Learn more about the outstanding UGA men and women in the Georgia Groundbreakers series.
After Bradford received his doctoral degree in 1975, he stayed at UGA as a research biochemist until 1981, when the postdoc who first asked him about his thoughts on the use of Coomassie Blue told him that A.E. Staley Manufacturing Co. in Decatur, Illinois, was looking to hire.
Bradford got the job and worked for A.E. Staley—one of the largest processors of corn in the United States that merged with the British company Tate & Lyle in 1988—for the next 21 years.

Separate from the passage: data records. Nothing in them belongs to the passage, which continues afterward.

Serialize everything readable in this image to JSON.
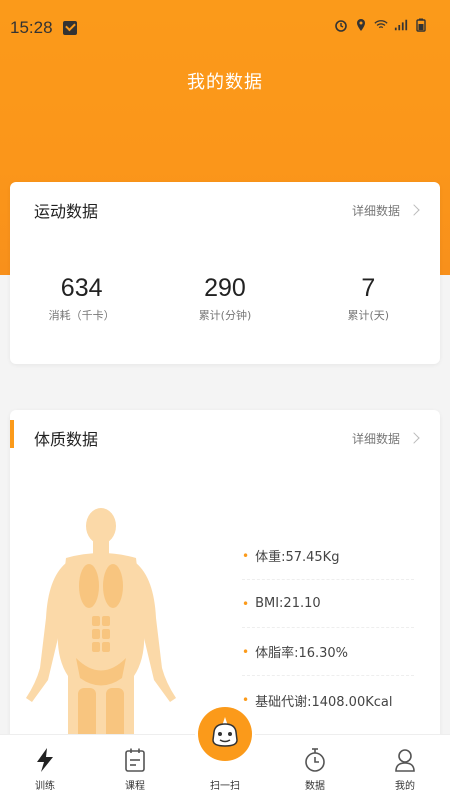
{
  "status_bar": {
    "time": "15:28"
  },
  "page": {
    "title": "我的数据"
  },
  "activity": {
    "title": "运动数据",
    "link": "详细数据",
    "stats": [
      {
        "value": "634",
        "label": "消耗（千卡）"
      },
      {
        "value": "290",
        "label": "累计(分钟)"
      },
      {
        "value": "7",
        "label": "累计(天)"
      }
    ]
  },
  "body": {
    "title": "体质数据",
    "link": "详细数据",
    "metrics": [
      {
        "text": "体重:57.45Kg"
      },
      {
        "text": "BMI:21.10"
      },
      {
        "text": "体脂率:16.30%"
      },
      {
        "text": "基础代谢:1408.00Kcal"
      }
    ]
  },
  "tabbar": {
    "tabs": [
      {
        "label": "训练",
        "icon": "lightning-icon"
      },
      {
        "label": "课程",
        "icon": "calendar-icon"
      },
      {
        "label": "扫一扫",
        "icon": "unicorn-scan-icon"
      },
      {
        "label": "数据",
        "icon": "timer-icon"
      },
      {
        "label": "我的",
        "icon": "person-icon"
      }
    ]
  },
  "colors": {
    "accent": "#fb9a1a",
    "background": "#f4f4f4"
  }
}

Afterward, he spent 17 years as a consultant with the Iowa Corn Promotion Board developing new uses and improving the sustainable production of corn.
He was part of the green, or sustainable, chemistry movement and patented new methods of converting carbohydrates from corn into materials that would replace the petrochemicals being used to develop drugs, preserve foods, create plastics, resins and fibers, and make pesticides and fertilizers. His “last hurrah,” he said, was being part of that Tate & Lyle and DuPont team that discovered the renewably sourced plant-based textiles.
Still, it is the Bradford assay, he knows, that will be at the top of his scientific accomplishments long after he is gone.
“Well, gee,” Bradford said. “It’s nice to have made an impact.”
Bradford was recognized as a recipient of the 2019 Graduate School Alumni of Distinction award at a reception and dinner on Oct. 3. The event was held in the UGA Special Collections Libraries in Athens. This award recognizes graduate alumni whose professional achievements and contributions to society exemplify the University of Georgia’s motto, “to teach, to serve, and to inquire into the nature of things.”